Sunday, June 11, 2006

CaNcEr

I can't get the fucking shit out of my head. Today I am sore, sore like I've been whipped with belts in my calves, I feel like I've been standing on my tippy toes for 9 hours straight, even though I didn't need to. My hips and legs ache, I know it's a side affect from the chemo, I have strong legs usually, and even get on the treadmill from time to time, now this is another story.

Dawn is downstairs putting together the gym weight lifting he-man iron machine that we got what seems like 12 weeks ago, but is really 2 or 3. There is a stench in the air, a stench of Cancer, because, neither, she, nor I, can get it off our heads.

I know I am so lucky to be stage II, everyone keeps telling me, doctor wise that I have a 75% survival rate for the next 5 years, 75% is better than 74% but I would sure as hell like a 100% if you catch my drift.

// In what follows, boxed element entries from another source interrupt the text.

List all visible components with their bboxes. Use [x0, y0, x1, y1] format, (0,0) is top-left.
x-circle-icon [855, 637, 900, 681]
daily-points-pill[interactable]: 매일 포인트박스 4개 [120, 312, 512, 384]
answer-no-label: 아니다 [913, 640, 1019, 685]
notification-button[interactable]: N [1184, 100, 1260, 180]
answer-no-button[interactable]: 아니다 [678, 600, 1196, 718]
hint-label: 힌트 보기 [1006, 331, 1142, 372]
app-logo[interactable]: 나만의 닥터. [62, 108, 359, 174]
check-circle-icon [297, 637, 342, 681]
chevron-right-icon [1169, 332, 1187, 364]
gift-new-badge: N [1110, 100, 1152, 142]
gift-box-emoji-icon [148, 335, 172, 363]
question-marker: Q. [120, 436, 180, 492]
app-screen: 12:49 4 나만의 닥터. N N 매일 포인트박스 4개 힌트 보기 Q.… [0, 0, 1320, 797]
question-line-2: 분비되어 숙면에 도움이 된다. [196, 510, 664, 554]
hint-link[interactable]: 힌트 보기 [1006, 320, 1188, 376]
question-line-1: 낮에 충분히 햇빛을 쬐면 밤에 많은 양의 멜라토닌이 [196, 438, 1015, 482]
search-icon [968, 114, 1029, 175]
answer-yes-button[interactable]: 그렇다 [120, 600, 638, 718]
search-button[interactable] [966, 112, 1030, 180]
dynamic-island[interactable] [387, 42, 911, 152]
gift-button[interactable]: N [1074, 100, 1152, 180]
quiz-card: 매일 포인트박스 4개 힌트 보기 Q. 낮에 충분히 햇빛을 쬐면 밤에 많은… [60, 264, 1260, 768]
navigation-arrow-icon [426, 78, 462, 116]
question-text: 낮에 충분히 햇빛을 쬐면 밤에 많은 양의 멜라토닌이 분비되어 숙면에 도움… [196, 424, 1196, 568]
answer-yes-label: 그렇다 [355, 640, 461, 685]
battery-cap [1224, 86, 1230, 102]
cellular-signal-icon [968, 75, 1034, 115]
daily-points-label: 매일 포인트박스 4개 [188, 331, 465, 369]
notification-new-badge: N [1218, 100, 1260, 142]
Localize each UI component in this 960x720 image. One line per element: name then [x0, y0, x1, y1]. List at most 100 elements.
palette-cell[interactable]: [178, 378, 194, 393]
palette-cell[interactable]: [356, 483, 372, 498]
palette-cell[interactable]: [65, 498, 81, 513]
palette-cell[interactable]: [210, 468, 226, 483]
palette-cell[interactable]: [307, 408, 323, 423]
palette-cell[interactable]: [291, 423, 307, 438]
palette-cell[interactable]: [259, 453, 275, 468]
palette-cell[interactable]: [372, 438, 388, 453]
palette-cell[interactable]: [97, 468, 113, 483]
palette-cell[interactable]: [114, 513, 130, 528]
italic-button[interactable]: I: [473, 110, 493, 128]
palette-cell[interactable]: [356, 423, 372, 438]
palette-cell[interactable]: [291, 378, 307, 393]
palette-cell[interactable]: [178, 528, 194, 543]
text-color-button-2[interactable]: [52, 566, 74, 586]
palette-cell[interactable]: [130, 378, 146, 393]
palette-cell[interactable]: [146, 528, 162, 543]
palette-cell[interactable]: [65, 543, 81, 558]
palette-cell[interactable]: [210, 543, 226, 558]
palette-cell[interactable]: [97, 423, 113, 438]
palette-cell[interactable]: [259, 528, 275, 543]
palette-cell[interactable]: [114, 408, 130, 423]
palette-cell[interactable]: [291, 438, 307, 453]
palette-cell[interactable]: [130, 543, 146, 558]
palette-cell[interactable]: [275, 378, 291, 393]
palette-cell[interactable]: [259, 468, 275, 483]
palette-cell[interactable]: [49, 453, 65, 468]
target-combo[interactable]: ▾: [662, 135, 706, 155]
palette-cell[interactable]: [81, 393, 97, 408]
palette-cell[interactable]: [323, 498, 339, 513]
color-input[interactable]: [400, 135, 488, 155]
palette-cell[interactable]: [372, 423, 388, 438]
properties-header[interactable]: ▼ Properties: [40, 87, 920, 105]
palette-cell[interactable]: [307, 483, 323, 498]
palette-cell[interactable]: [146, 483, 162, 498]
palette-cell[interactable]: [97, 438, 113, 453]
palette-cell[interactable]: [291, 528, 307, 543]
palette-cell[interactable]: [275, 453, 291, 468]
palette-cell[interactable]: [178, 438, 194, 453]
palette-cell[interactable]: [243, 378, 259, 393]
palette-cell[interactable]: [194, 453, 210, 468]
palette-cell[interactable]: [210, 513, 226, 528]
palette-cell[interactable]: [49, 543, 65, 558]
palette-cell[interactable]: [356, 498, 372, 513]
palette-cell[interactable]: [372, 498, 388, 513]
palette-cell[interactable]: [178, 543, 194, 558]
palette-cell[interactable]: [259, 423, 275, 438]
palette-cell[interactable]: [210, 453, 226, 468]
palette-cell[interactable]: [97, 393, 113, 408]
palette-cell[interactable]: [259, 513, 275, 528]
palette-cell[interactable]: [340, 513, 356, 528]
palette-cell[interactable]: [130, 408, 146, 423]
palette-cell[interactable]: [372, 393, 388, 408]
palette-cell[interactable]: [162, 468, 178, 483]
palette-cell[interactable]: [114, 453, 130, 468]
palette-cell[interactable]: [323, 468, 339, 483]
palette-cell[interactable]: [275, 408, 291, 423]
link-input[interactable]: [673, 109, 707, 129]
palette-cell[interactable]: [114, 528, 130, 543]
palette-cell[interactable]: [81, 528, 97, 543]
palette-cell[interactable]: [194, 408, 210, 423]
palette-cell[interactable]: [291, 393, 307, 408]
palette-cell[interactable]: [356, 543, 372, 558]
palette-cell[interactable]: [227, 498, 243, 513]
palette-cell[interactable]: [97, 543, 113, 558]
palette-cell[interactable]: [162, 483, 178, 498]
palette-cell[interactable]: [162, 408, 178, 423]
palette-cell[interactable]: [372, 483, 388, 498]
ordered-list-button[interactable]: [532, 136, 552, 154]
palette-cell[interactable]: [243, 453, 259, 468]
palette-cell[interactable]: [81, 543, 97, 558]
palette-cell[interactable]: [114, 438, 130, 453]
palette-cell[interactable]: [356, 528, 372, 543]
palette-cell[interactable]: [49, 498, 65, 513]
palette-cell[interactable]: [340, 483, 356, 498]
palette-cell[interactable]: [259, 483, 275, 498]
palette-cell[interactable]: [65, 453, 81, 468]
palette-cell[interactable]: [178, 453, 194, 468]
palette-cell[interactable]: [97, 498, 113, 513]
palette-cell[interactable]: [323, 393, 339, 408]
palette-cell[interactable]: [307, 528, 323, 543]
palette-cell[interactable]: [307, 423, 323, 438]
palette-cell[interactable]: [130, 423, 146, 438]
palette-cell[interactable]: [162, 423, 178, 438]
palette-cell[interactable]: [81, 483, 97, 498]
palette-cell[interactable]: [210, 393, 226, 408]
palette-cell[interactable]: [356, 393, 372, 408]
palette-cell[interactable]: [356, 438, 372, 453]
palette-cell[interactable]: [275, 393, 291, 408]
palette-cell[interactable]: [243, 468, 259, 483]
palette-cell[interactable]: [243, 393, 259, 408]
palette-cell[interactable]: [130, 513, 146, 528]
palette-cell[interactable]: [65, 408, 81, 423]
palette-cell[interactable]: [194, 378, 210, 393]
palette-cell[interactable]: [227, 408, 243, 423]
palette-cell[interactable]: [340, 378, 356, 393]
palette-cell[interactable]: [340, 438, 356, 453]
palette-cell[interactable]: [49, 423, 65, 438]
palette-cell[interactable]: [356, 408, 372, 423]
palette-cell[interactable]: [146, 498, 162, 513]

This is not a good thing for someone like me, who analyzes everything, I mean every FUCKING thing, to have, they can tell me this and they can tell me that, but I am a little different from most, because mine is genetic. I have HNPCC, I go next week for genetic testing, as I had to reschedule the appt this week due to the chemo affect. This is my guestion that no one can answer, three oncologists and a top rated surgeon-What are my odds here? You're different they say, I had a total colectomy because I didn't want a chance of reoccurance, which could still happen, and is everly on my mind, if it comes back it could come back in the rectum 5-10% chance, however with HNPCC, I have to watch out for my endometrium, my ovaries, my bladder, my liver, my lungs and brain, I have a 60% chance of developing endometrium cancer, which means I should succumb to an elective hysterectomy. I am 29 that's all I have to say. WTF? I mean I know I am older than some people that get diagnosed, but I do not want to go into menopause, I don't want to be put on synthetic hormones that will increase my odds for other types of cancer. Then chemo-to do or not to do? With the side affects I say fuck no, but hell, what if, in three years it comes back? Or even a year? I could have done chemo, what if that would have helped? I would forever feel cheated, guilty, and like a pussy for not going through it all. It's 6 in one, half a dozen in the other. I fucking hate it.

Today my throat is sore too, I wonder if I picked up a bug at Pride yesterday, shit with the lowered immunity and all that chemo does provide as a side dish, I am sure I did, I tried to make sure I didn't touch the escalator rail when using Metro, to wash my hands and use papertowels to open the doors of the restrooms, etc.,

Why do I have to worry about job security, a life insurance policy, health insurance coverage, and infertility, menopause, chemo and cancer all at one time? Not to mention, my wonderful partner, Dawn, she is wonderful, however, she doesn't necessarily know what I am going through sometimes.

Shit, do I?

AM I jumping the gun? I feel like my mortality has taken a strike and I need to know when the time is up? Is this normal, are any of you out there feeling like that? Can someone please mute the thoughts in my head, they're getting on my nerves. This is my question to all of them, if this is genetic, how can I beat my genes? How will chemo help, if it indeed will-that one remains unsolved.

I am starting to become into the selfish phase of being a cancer patient-in questioning, why me, why now? What about all the crack whores who abuse their bodies? Why not them, then I realize, that one life isn't greater than another, I am not better than them, and vice versa, sure they might have better cell structure and not a genetic mutation like I do, but it doesn't mean they should die or suffer before I. Christ, I just don't know.